Physiological cyclic stretch upregulates angiotensin-converting enzyme 2 expression to reduce proliferation and migration of vascular smooth muscle cells.

Angiotensin-converting enzyme 2 (ACE2) is considered as an endogenous negative regulator of renin-angiotensin system (RAS), exerting multiple cardiovascular protective roles. Whether mechanical stretch modulates ACE2 expression remains unknown. The present study aimed at investigating whether ACE2 is involved in physiological stretch (10% elongation, 1 Hz) mediated cellular functions and the underlying mechanism.

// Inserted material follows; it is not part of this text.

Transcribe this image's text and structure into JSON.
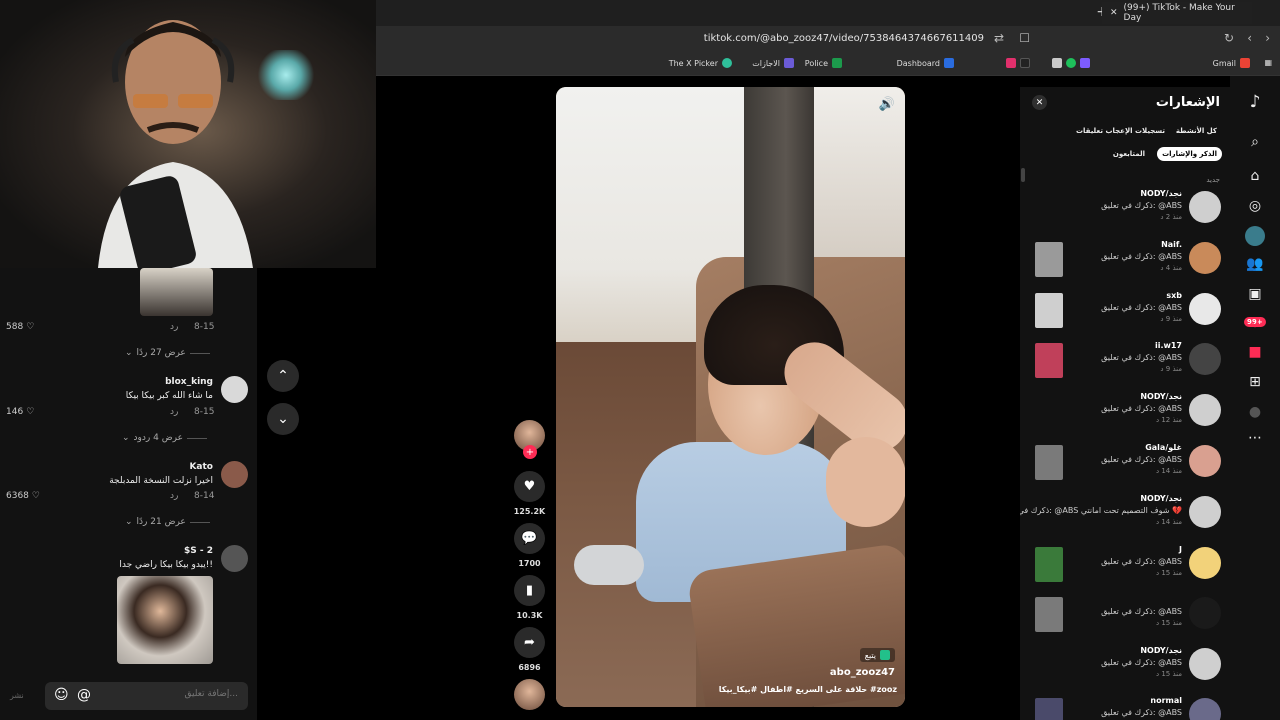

Cultured human aortic smooth muscle cells (HASMCs) were exposed to 10% stretch for indicated time, and real-time PCR and Western blot analysis showed 10% stretch increased ACE2 expression and activity significantly compared with static conditions and increased Ang-(1-7) level, but decreased Ang II level; Brdu incorporation assay and Scratch test showed that ACE2 was involved in the inhibition of HASMCs proliferation and migration by 10% stretch; the Dual-Luciferase Reporter Assay demonstrated that 10% increased ACE2 promoter activity, but had no effect on ACE2 mRNA stability; kinase inhibition study and Electrophoretic mobility shift assay (EMSA) showed that JNK1/2 and PKC beta II pathway, as well as their downstream transcription factors, AP-1 and NF-kappa B, were involved in 10% stretch induced ACE2 expression. In conclusion, our study indicates ACE2 is a mechanosensitive gene, and may represent a potential therapeutic target for mechanical forces related vascular diseases.